40.       I agree with Dr. Piquette-Miller in that these claims do not claim the use of the combinations for the treatment of Hp.  The claims do not claim the use of the combination for any diagnosis, treatment, mitigation or prevention of a disease, disorder or abnormal physical state, or the symptoms of thereof.

 

 

[105]       After reviewing the evidence of the expert witness on the issue of obviousness, I accept the opinions of Drs. Graham, Mayersohn and McClelland and reject that of Dr. Piquette-Miller.  It follows that the ’762 Patent is also invalid on the ground of obviousness. 

 

[106]       Quite apart from the issues of invalidity discussed above, the fact that the Patent claims relied upon by Astrazeneca do not contain any therapeutic aspects also establishes that the ’762 Patent is ineligible for inclusion on the Patent Register: see Abbott Laboratories v. Canada (Minister of Health), [2006] F.C.J. No. 1957, 2006 FC 1558, aff’d. [2007] F.C.J. No. 686, 2007 FCA 187.

 

Conclusion

[107]        In conclusion, the Court finds that Astrazeneca has not demonstrated that Apotex’s allegations of invalidity are not justified and, for that reason, this application is dismissed.

 

[108]       I will award costs to Apotex but will invite submissions from the parties as to quantum.  Those submissions shall not exceed five pages in length and are to be made within fourteen days of the date of judgment. 


 

JUDGMENT

 

            THIS COURT ADJUDGES that this application is dismissed with costs payable to the Respondent; the parties shall make submissions with respect to costs within fourteen days of the date of this judgment. 

 

 

 

“ R. L. Barnes ”

Judge


FEDERAL COURT

 

SOLICITORS OF RECORD

 

 

DOCKET:                                          T-985-05

 

STYLE OF CAUSE:                          ASTRAZENECA AB, et al

                                                            v.

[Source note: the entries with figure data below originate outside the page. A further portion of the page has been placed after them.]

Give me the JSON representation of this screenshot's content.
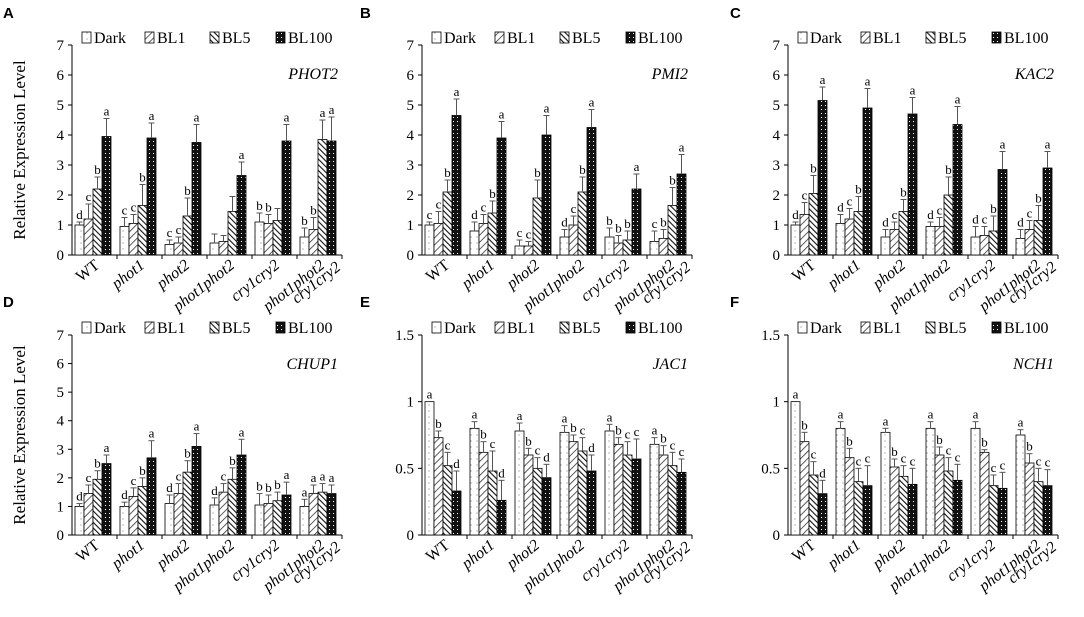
{
  "chart_data": [
    {
      "type": "bar",
      "panel": "A",
      "gene": "PHOT2",
      "ylabel": "Relative Expression Level",
      "ylim": [
        0,
        7
      ],
      "yticks": [
        "0",
        "1",
        "2",
        "3",
        "4",
        "5",
        "6",
        "7"
      ],
      "categories": [
        "WT",
        "phot1",
        "phot2",
        "phot1phot2",
        "cry1cry2",
        "phot1phot2 cry1cry2"
      ],
      "series": [
        {
          "name": "Dark",
          "values": [
            1.0,
            0.95,
            0.35,
            0.4,
            1.1,
            0.6
          ],
          "errors": [
            0.1,
            0.3,
            0.15,
            0.3,
            0.3,
            0.3
          ],
          "letters": [
            "d",
            "c",
            "c",
            "",
            "b",
            "b"
          ]
        },
        {
          "name": "BL1",
          "values": [
            1.2,
            1.05,
            0.4,
            0.45,
            1.05,
            0.85
          ],
          "errors": [
            0.5,
            0.3,
            0.2,
            0.2,
            0.3,
            0.4
          ],
          "letters": [
            "c",
            "c",
            "c",
            "",
            "b",
            "b"
          ]
        },
        {
          "name": "BL5",
          "values": [
            2.2,
            1.65,
            1.3,
            1.45,
            1.15,
            3.85
          ],
          "errors": [
            0.4,
            0.7,
            0.6,
            0.5,
            0.4,
            0.65
          ],
          "letters": [
            "b",
            "b",
            "b",
            "",
            "",
            "a"
          ]
        },
        {
          "name": "BL100",
          "values": [
            3.95,
            3.9,
            3.75,
            2.65,
            3.8,
            3.8
          ],
          "errors": [
            0.6,
            0.5,
            0.6,
            0.45,
            0.55,
            0.8
          ],
          "letters": [
            "a",
            "a",
            "a",
            "a",
            "a",
            "a"
          ]
        }
      ]
    },
    {
      "type": "bar",
      "panel": "B",
      "gene": "PMI2",
      "ylabel": "",
      "ylim": [
        0,
        7
      ],
      "yticks": [
        "0",
        "1",
        "2",
        "3",
        "4",
        "5",
        "6",
        "7"
      ],
      "categories": [
        "WT",
        "phot1",
        "phot2",
        "phot1phot2",
        "cry1cry2",
        "phot1phot2 cry1cry2"
      ],
      "series": [
        {
          "name": "Dark",
          "values": [
            1.0,
            0.8,
            0.3,
            0.6,
            0.6,
            0.45
          ],
          "errors": [
            0.1,
            0.3,
            0.2,
            0.25,
            0.3,
            0.35
          ],
          "letters": [
            "c",
            "d",
            "c",
            "d",
            "b",
            "c"
          ]
        },
        {
          "name": "BL1",
          "values": [
            1.05,
            1.05,
            0.3,
            1.0,
            0.4,
            0.55
          ],
          "errors": [
            0.4,
            0.3,
            0.15,
            0.3,
            0.25,
            0.3
          ],
          "letters": [
            "c",
            "c",
            "c",
            "c",
            "b",
            "b"
          ]
        },
        {
          "name": "BL5",
          "values": [
            2.1,
            1.4,
            1.9,
            2.1,
            0.5,
            1.65
          ],
          "errors": [
            0.4,
            0.4,
            0.6,
            0.5,
            0.3,
            0.6
          ],
          "letters": [
            "b",
            "b",
            "b",
            "b",
            "b",
            "b"
          ]
        },
        {
          "name": "BL100",
          "values": [
            4.65,
            3.9,
            4.0,
            4.25,
            2.2,
            2.7
          ],
          "errors": [
            0.55,
            0.55,
            0.65,
            0.6,
            0.5,
            0.65
          ],
          "letters": [
            "a",
            "a",
            "a",
            "a",
            "a",
            "a"
          ]
        }
      ]
    },
    {
      "type": "bar",
      "panel": "C",
      "gene": "KAC2",
      "ylabel": "",
      "ylim": [
        0,
        7
      ],
      "yticks": [
        "0",
        "1",
        "2",
        "3",
        "4",
        "5",
        "6",
        "7"
      ],
      "categories": [
        "WT",
        "phot1",
        "phot2",
        "phot1phot2",
        "cry1cry2",
        "phot1phot2 cry1cry2"
      ],
      "series": [
        {
          "name": "Dark",
          "values": [
            1.0,
            1.05,
            0.6,
            0.95,
            0.6,
            0.55
          ],
          "errors": [
            0.1,
            0.3,
            0.25,
            0.15,
            0.35,
            0.3
          ],
          "letters": [
            "d",
            "d",
            "d",
            "d",
            "d",
            "d"
          ]
        },
        {
          "name": "BL1",
          "values": [
            1.35,
            1.2,
            0.85,
            0.95,
            0.65,
            0.85
          ],
          "errors": [
            0.4,
            0.35,
            0.25,
            0.3,
            0.3,
            0.3
          ],
          "letters": [
            "c",
            "c",
            "c",
            "c",
            "c",
            "c"
          ]
        },
        {
          "name": "BL5",
          "values": [
            2.05,
            1.45,
            1.45,
            2.0,
            0.8,
            1.15
          ],
          "errors": [
            0.6,
            0.5,
            0.4,
            0.6,
            0.5,
            0.5
          ],
          "letters": [
            "b",
            "b",
            "b",
            "b",
            "b",
            "b"
          ]
        },
        {
          "name": "BL100",
          "values": [
            5.15,
            4.9,
            4.7,
            4.35,
            2.85,
            2.9
          ],
          "errors": [
            0.45,
            0.65,
            0.55,
            0.6,
            0.6,
            0.55
          ],
          "letters": [
            "a",
            "a",
            "a",
            "a",
            "a",
            "a"
          ]
        }
      ]
    },
    {
      "type": "bar",
      "panel": "D",
      "gene": "CHUP1",
      "ylabel": "Relative Expression Level",
      "ylim": [
        0,
        7
      ],
      "yticks": [
        "0",
        "1",
        "2",
        "3",
        "4",
        "5",
        "6",
        "7"
      ],
      "categories": [
        "WT",
        "phot1",
        "phot2",
        "phot1phot2",
        "cry1cry2",
        "phot1phot2 cry1cry2"
      ],
      "series": [
        {
          "name": "Dark",
          "values": [
            1.0,
            1.0,
            1.1,
            1.05,
            1.05,
            1.0
          ],
          "errors": [
            0.1,
            0.15,
            0.3,
            0.25,
            0.4,
            0.25
          ],
          "letters": [
            "d",
            "d",
            "d",
            "d",
            "b",
            "a"
          ]
        },
        {
          "name": "BL1",
          "values": [
            1.45,
            1.35,
            1.45,
            1.5,
            1.1,
            1.45
          ],
          "errors": [
            0.3,
            0.3,
            0.35,
            0.3,
            0.3,
            0.3
          ],
          "letters": [
            "c",
            "c",
            "c",
            "c",
            "b",
            "a"
          ]
        },
        {
          "name": "BL5",
          "values": [
            1.95,
            1.7,
            2.2,
            1.95,
            1.2,
            1.5
          ],
          "errors": [
            0.3,
            0.3,
            0.4,
            0.4,
            0.3,
            0.3
          ],
          "letters": [
            "b",
            "b",
            "b",
            "b",
            "b",
            "a"
          ]
        },
        {
          "name": "BL100",
          "values": [
            2.5,
            2.7,
            3.1,
            2.8,
            1.4,
            1.45
          ],
          "errors": [
            0.3,
            0.6,
            0.45,
            0.55,
            0.45,
            0.3
          ],
          "letters": [
            "a",
            "a",
            "a",
            "a",
            "a",
            "a"
          ]
        }
      ]
    },
    {
      "type": "bar",
      "panel": "E",
      "gene": "JAC1",
      "ylabel": "",
      "ylim": [
        0,
        1.5
      ],
      "yticks": [
        "0",
        "0.5",
        "1",
        "1.5"
      ],
      "categories": [
        "WT",
        "phot1",
        "phot2",
        "phot1phot2",
        "cry1cry2",
        "phot1phot2 cry1cry2"
      ],
      "series": [
        {
          "name": "Dark",
          "values": [
            1.0,
            0.8,
            0.78,
            0.77,
            0.78,
            0.68
          ],
          "errors": [
            0.0,
            0.05,
            0.06,
            0.05,
            0.05,
            0.05
          ],
          "letters": [
            "a",
            "a",
            "a",
            "a",
            "a",
            "a"
          ]
        },
        {
          "name": "BL1",
          "values": [
            0.73,
            0.62,
            0.6,
            0.7,
            0.68,
            0.6
          ],
          "errors": [
            0.05,
            0.08,
            0.05,
            0.05,
            0.05,
            0.07
          ],
          "letters": [
            "b",
            "b",
            "b",
            "b",
            "b",
            "b"
          ]
        },
        {
          "name": "BL5",
          "values": [
            0.52,
            0.48,
            0.5,
            0.63,
            0.6,
            0.52
          ],
          "errors": [
            0.1,
            0.15,
            0.08,
            0.1,
            0.1,
            0.1
          ],
          "letters": [
            "c",
            "c",
            "c",
            "c",
            "c",
            "c"
          ]
        },
        {
          "name": "BL100",
          "values": [
            0.33,
            0.26,
            0.43,
            0.48,
            0.57,
            0.47
          ],
          "errors": [
            0.15,
            0.15,
            0.1,
            0.12,
            0.15,
            0.1
          ],
          "letters": [
            "d",
            "d",
            "d",
            "d",
            "c",
            "c"
          ]
        }
      ]
    },
    {
      "type": "bar",
      "panel": "F",
      "gene": "NCH1",
      "ylabel": "",
      "ylim": [
        0,
        1.5
      ],
      "yticks": [
        "0",
        "0.5",
        "1",
        "1.5"
      ],
      "categories": [
        "WT",
        "phot1",
        "phot2",
        "phot1phot2",
        "cry1cry2",
        "phot1phot2 cry1cry2"
      ],
      "series": [
        {
          "name": "Dark",
          "values": [
            1.0,
            0.8,
            0.77,
            0.8,
            0.8,
            0.75
          ],
          "errors": [
            0.0,
            0.05,
            0.03,
            0.05,
            0.05,
            0.04
          ],
          "letters": [
            "a",
            "a",
            "a",
            "a",
            "a",
            "a"
          ]
        },
        {
          "name": "BL1",
          "values": [
            0.7,
            0.58,
            0.51,
            0.6,
            0.62,
            0.54
          ],
          "errors": [
            0.07,
            0.07,
            0.06,
            0.06,
            0.02,
            0.07
          ],
          "letters": [
            "b",
            "b",
            "b",
            "b",
            "b",
            "b"
          ]
        },
        {
          "name": "BL5",
          "values": [
            0.45,
            0.4,
            0.44,
            0.48,
            0.37,
            0.4
          ],
          "errors": [
            0.1,
            0.1,
            0.08,
            0.1,
            0.08,
            0.1
          ],
          "letters": [
            "c",
            "c",
            "c",
            "c",
            "c",
            "c"
          ]
        },
        {
          "name": "BL100",
          "values": [
            0.31,
            0.37,
            0.38,
            0.41,
            0.35,
            0.37
          ],
          "errors": [
            0.1,
            0.15,
            0.12,
            0.12,
            0.12,
            0.12
          ],
          "letters": [
            "d",
            "c",
            "c",
            "c",
            "c",
            "c"
          ]
        }
      ]
    }
  ],
  "legend": {
    "dark": "Dark",
    "bl1": "BL1",
    "bl5": "BL5",
    "bl100": "BL100"
  },
  "xaxis_labels": [
    [
      "WT"
    ],
    [
      "phot1"
    ],
    [
      "phot2"
    ],
    [
      "phot1phot2"
    ],
    [
      "cry1cry2"
    ],
    [
      "phot1phot2",
      "cry1cry2"
    ]
  ]
}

                                                            APOTEX INC. et al

 

 

 

PLACE OF HEARING:                    OTTAWA, ONTARIO

 

DATE OF HEARING:                      April 2, 2007

 

REASONS FOR JUDGMENT

AND JUDGMENT BY:                    BARNES J.

 

DATED:                                             June 28, 2007

 

 

 

APPEARANCES:

 

Ms. Kang

Ms. Ing

Mr. Gaikis

Tel:  416-593-5514

Fax:  416-591-1690

FOR THE APPLICANT(S)

Mr. Radomski

Mr. Brodkin

Ms. Simmons

Mr. Tuzi

Tel: 416-979-2211

Fax: 416-979-1234

FOR THE RESPONDENT(S)

 

SOLICITORS OF RECORD:

 

Smart & Biggar

 

FOR THE APPLICANT(S)

Goodmans LLP

 

FOR THE RESPONDENT(S)

 



[1]               This decision was reversed on appeal but on different grounds.